Jens Maurer
2001-09-13

Issue 273: POD classes and operator&()

The Issue

The following is a quote from issue 273, as submitted by Andrei Iltchenko:
I think that the definition of a POD class in the current version of the Standard is overly permissive in that it allows for POD classes for which a user-defined operator function operator& may be defined. Given that the idea behind POD classes was to achieve compatibility with C structs and unions, this makes 'Plain old' structs and unions behave not quite as one would expect them to.

[...]

The fact that the definition of a POD class allows for POD classes for which a user-defined operator& is defined, may also present major obstacles to implementers of the offsetof macro from <cstddef>

POD

These sections in the standard define the semantics of "POD":

Aggregate

These section in the standard define the semantics of "aggregate":

Analysis

Nothing in the current wording of the standard makes a struct or union with a user-defined operator& a non-POD type. However, that is certainly surprising. At least one example in the standard (3.9p2) assumes that operator& has its default meaning. The normative text cautiously only talks about "underlying storage" (3.9p2) and "pointer to T" (3.9p3). It is not directly specified in the normative text how that pointer may be obtained when operator& is overloaded.

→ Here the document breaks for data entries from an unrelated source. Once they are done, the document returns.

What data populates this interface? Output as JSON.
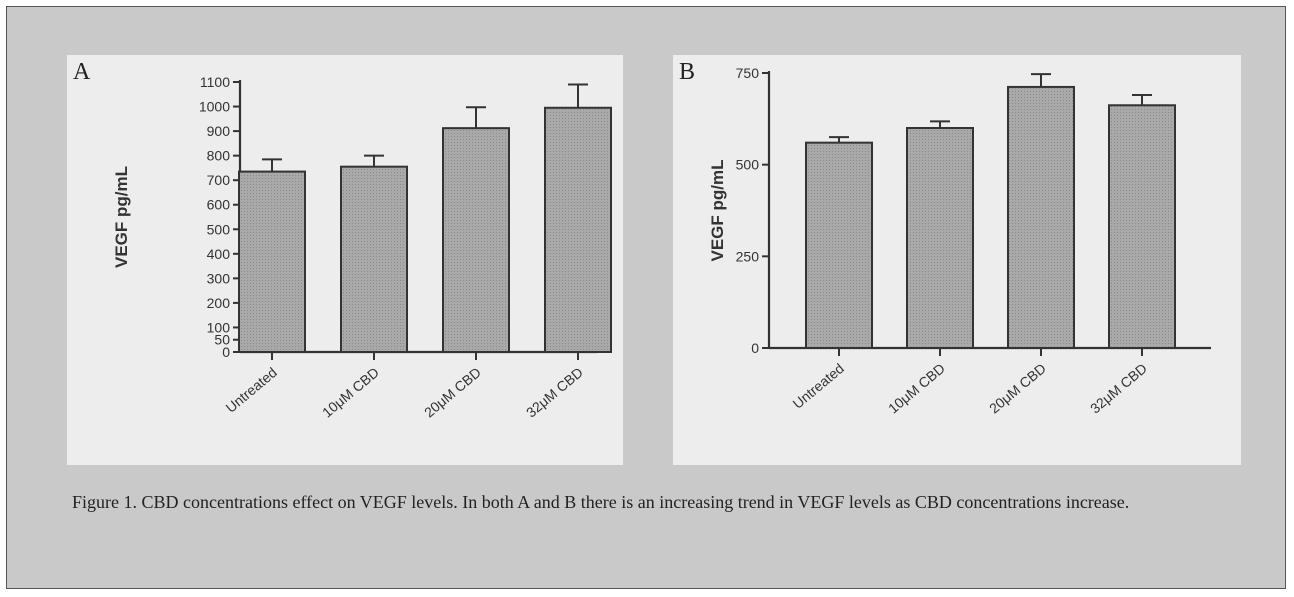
{
  "caption": "Figure 1. CBD concentrations effect on VEGF levels. In both A and B there is an increasing trend in VEGF levels as CBD concentrations increase.",
  "chart_data": [
    {
      "type": "bar",
      "panel": "A",
      "categories": [
        "Untreated",
        "10μM CBD",
        "20μM CBD",
        "32μM CBD"
      ],
      "values": [
        735,
        755,
        912,
        995
      ],
      "errors": [
        50,
        45,
        85,
        95
      ],
      "ylabel": "VEGF pg/mL",
      "xlabel": "",
      "ylim": [
        0,
        1100
      ],
      "yticks": [
        0,
        50,
        100,
        200,
        300,
        400,
        500,
        600,
        700,
        800,
        900,
        1000,
        1100
      ],
      "bar_color": "#a9a9a9",
      "grid": false
    },
    {
      "type": "bar",
      "panel": "B",
      "categories": [
        "Untreated",
        "10μM CBD",
        "20μM CBD",
        "32μM CBD"
      ],
      "values": [
        560,
        600,
        712,
        662
      ],
      "errors": [
        15,
        18,
        35,
        28
      ],
      "ylabel": "VEGF pg/mL",
      "xlabel": "",
      "ylim": [
        0,
        750
      ],
      "yticks": [
        0,
        250,
        500,
        750
      ],
      "bar_color": "#a9a9a9",
      "grid": false
    }
  ]
}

Older source code inherited from C which relies on the semantics laid out in 3.9p2 will not have operator& overloaded, since C does not permit operator overloading.

The following sections demonstrate how the two problematic areas of PODs with overloaded operator& can be resolved: Getting the address of an object and "offsetof".

Getting the address of an object with overloaded operator&

In order to retrieve the address of the storage for an object with overloaded operator & the following technique can be applied:
#include <cstring>

struct A
{
  int x;
  void operator&() const;
};

int main()
{
  A a;
  unsigned char space[sizeof(A)];
  std::memcpy(space, &reinterpret_cast<unsigned char&>(static_cast<A&>(a)), sizeof(A));
}
Note that getting the address for the storage of some object a requires that a is an l-value, therefore it can legally be converted into a reference.

offsetof

Offsetof is usually a macro implemented (non-conformingly) as something like
#define offsetof(TYPE, MEMBER) ((size_t) &((TYPE *)0)->MEMBER)
(Implementation taken from GCC 3.0.1.)

This implementation fails if the type of the member has operator& overloaded:

#include <cstddef>

struct A
{
  int x;
  void operator&() const;
};

struct B
{
  A a;
};

int main()
{
  int o = offsetof(B, a);
}
If "offsetof" is defined according to the idea above, the code compiles with some compilers:
#define offsetof(TYPE, MEMBER) \
  (unsigned int)&reinterpret_cast<unsigned char&>(((TYPE*)0)->MEMBER)
Note that "offsetof" could also be implemented by other non-standard means proprietary to the implementation; this shows only one example.

Conclusion

Option 1: Forbidding overloading of operator& in PODs puts the burden on the users, because they potentially have to change existing code exploiting this "feature".

Option 2: Continuing to allow operator& in PODs puts the burden on the implementors; they have to adjust their "offsetof" macros for this newly discovered problem.

I favor option 2, but I'd like to have some guidance from the core working group on this.

Proposed Resolution

Option 1

Replace in 9 paragraph 4
A POD-struct is an aggregate class that has no non-static data members of type pointer to member, non-POD-struct, non-POD-union (or array of such types) or reference, and has no user-defined copy assignment operator and no user-defined destructor. Similarly, a POD-union is an aggregate union that has no non-static data members of type pointer to member, non-POD-struct, non-POD-union (or array of such types) or reference, and has no user-defined copy assignment operator and no user-defined destructor. A POD class is a class that is either a POD-struct or a POD-union.
by
A POD-struct is an aggregate class that has no non-static data members of type pointer to member, non-POD-struct, non-POD-union (or array of such types) or reference, and has no user-defined copy assignment operator, no user-defined destructor, and no overloaded operator &. Similarly, a POD-union is an aggregate union that has no non-static data members of type pointer to member, non-POD-struct, non-POD-union (or array of such types) or reference, and has no user-defined copy assignment operator, no user-defined destructor, and no overloaded operator &. A POD class is a class that is either a POD-struct or a POD-union.

Option 2

Replace the example in 3.9 paragraph 2 by

    #define N sizeof(T)
    char buf[N];
    T obj;                          //   obj  initialized to its original value
    // Note: PODs can have operator& overloaded.
    memcpy(buf, &reinterpret_cast<unsigned char&>(static_cast<T&>(obj), N);

    //  between these two calls to  memcpy, obj  might be modified
    memcpy(&reinterpret_cast<unsigned char&>(static_cast<T&>(obj), buf, N);
    //  at this point, each subobject of  obj  of scalar type
                                    //  holds its original value
Add a footnote in 18.1 paragraph 5:
[Footnote: Note that PODs can have operator& overloaded.]